Не только она с ужасом взирала на Бездну – Бездна тоже внимательно смотрела на Машу… Бездна становилась Машей?

– Не вздумайте снова впасть в отчаяние, – голос Демона был как пощечина, которой приводят в чувство изнервничавшихся барышень. – Да, вы тоже ощущаете эту болезнь. Но понимаете причины своего недомогания в корне неверно, – Демон поджал губы, демонстрируя, что у них совершенно нет времени обсуждать ее страхи. – Вы – Киевица. Вы не можете заразиться или перетянуть болезнь при заклятии. Но болезнь затронула ваш Город, заразила его людей, киевлян. Болезнь подтачивает тело Киева… Потому она беспокоит и ваше тело. Ибо ваш Город – это вы.

– Но… – начала было Маша.

– Вы переживаете за свой Город, проживаете и его беды, болезни. Слепые, кажется, зовут это нынче эмпатией? Способность испытывать боль за другого. Чем больше вы сливаетесь с Городом, тем сильнее будете чувствовать это… Где болит? – спросил он. И стал похож на сурового доктора. Вот-вот из мрака теней появится черный саквояж, а из него лаковая черная трубка – слушать Машино неровное дыхание, и блестящая ложка – осматривать воспаленное горло.
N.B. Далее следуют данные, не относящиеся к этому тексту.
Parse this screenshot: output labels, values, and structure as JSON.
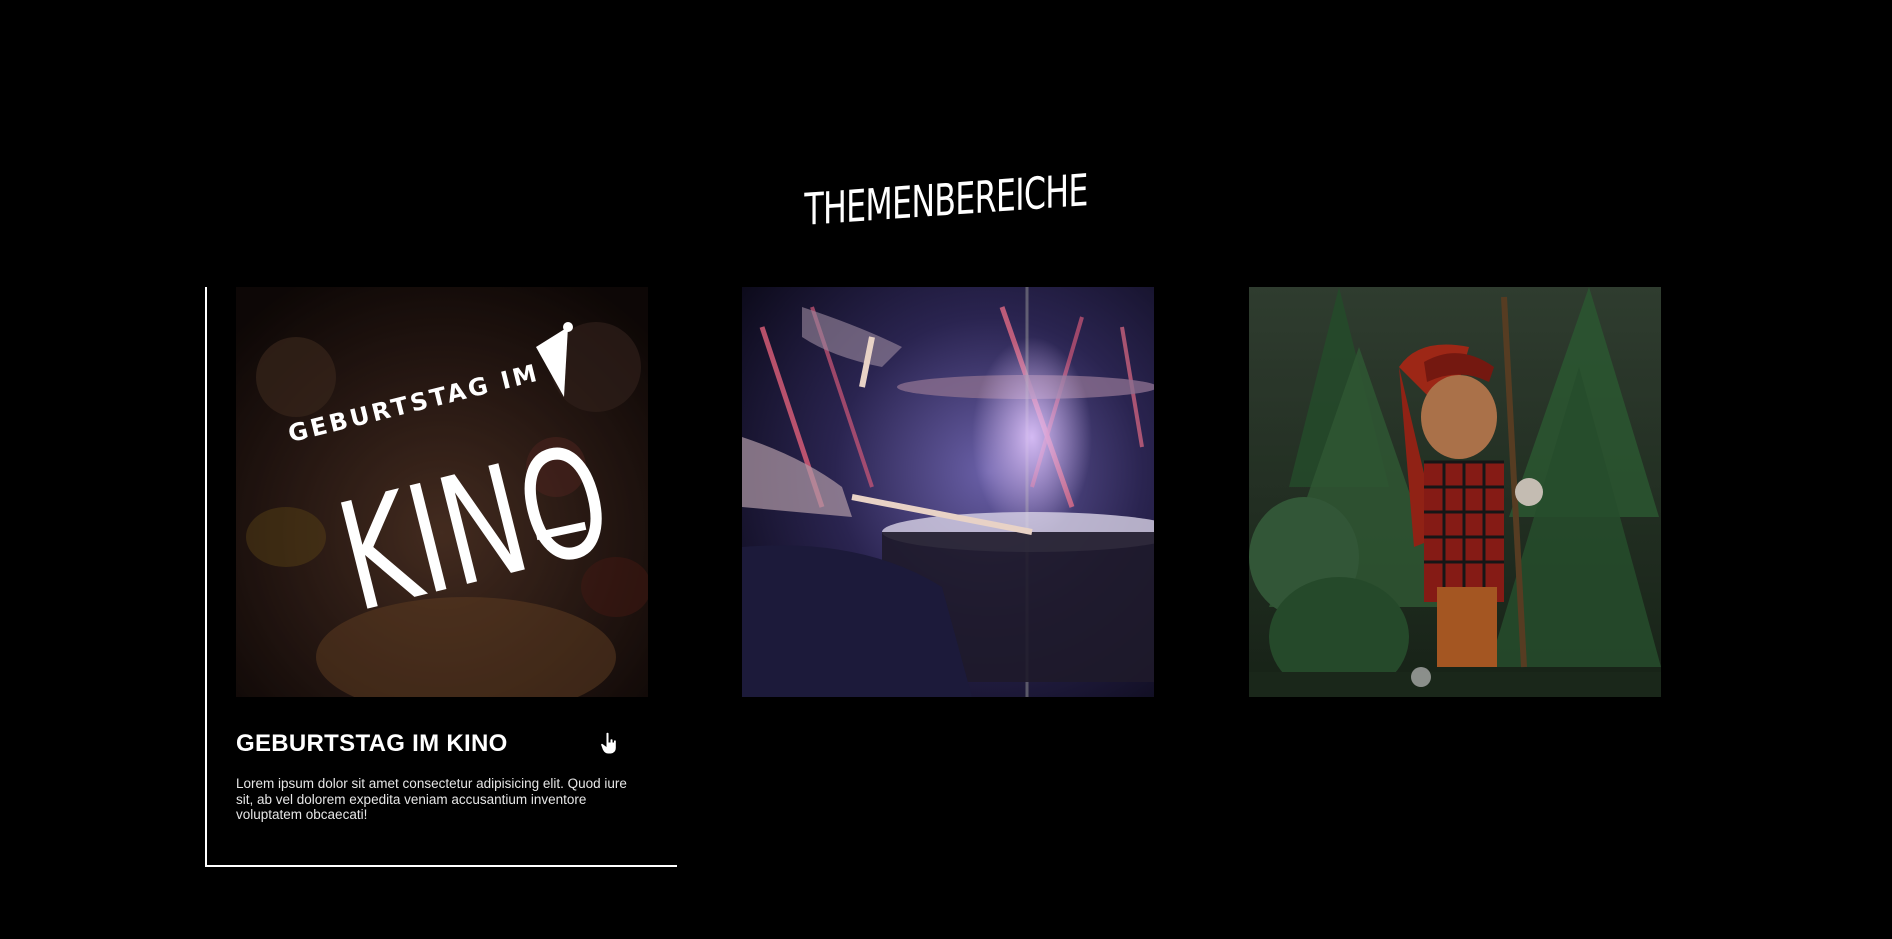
{
  "section": {
    "title": "THEMENBEREICHE"
  },
  "cards": [
    {
      "image_label": "Geburtstag im Kino",
      "logo_line1": "GEBURTSTAG IM",
      "logo_line2": "KINO",
      "title": "GEBURTSTAG IM KINO",
      "description": "Lorem ipsum dolor sit amet consectetur adipisicing elit. Quod iure sit, ab vel dolorem expedita veniam accusantium inventore voluptatem obcaecati!"
    },
    {
      "image_label": "drummer"
    },
    {
      "image_label": "puppet"
    }
  ],
  "colors": {
    "background": "#000000",
    "text": "#ffffff"
  }
}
– Болей нет. Скорее уж, общее недомогание. Разве что печень. И чувство металла во рту, – ответственно перечислила все свои болести Маша. – И тяжесть в сердце, словно камни зашили.

– И где в Киеве ваше сердце?

– Я не знаю…

– Определитесь! – нахмурился «доктор». – Где сейчас ваше сердце – там и беда. Или спасение. Или решение загадки. Ищите!

Маша неуверенно кивнула и виновато схватилась за бок.

– Печень? – уточнил «доктор». – Это, пожалуй, Подол. Больше всего больных именно там. С утра – не меньше двух-трех десятков.

– Ты можешь узнать их адреса? – встрепенулась Ковалева.

– Вы не услышали меня, Мария Владимировна, – Киевский Демон положил две тяжелые ладони ей на плечи. – Вы не можете помочь каждому человеку, но вы можете помочь всему Городу. Вы и есть Город, одно из его воплощений. Вам не нужно бежать к больным, выяснять их имена, воскрешать. Вы должны прочесть Воскрешение для самой себя.

– Воскресить себя?

– Излечить. Это так же легко, как почесать себя за ухом. Пока у вас достаточно сил. И вместе со своим телом вы излечите ВЕСЬ Киев. Ибо Город – и есть вы. И из Трех Киевиц – лишь вы имеете подобную связь с Ним.

«Город – это я», – задумчиво повторила она про себя.

Маша не пыталась высвободиться из-под ладоней Демона – своей тяжестью они словно придавали ей вес и уверенность в себе.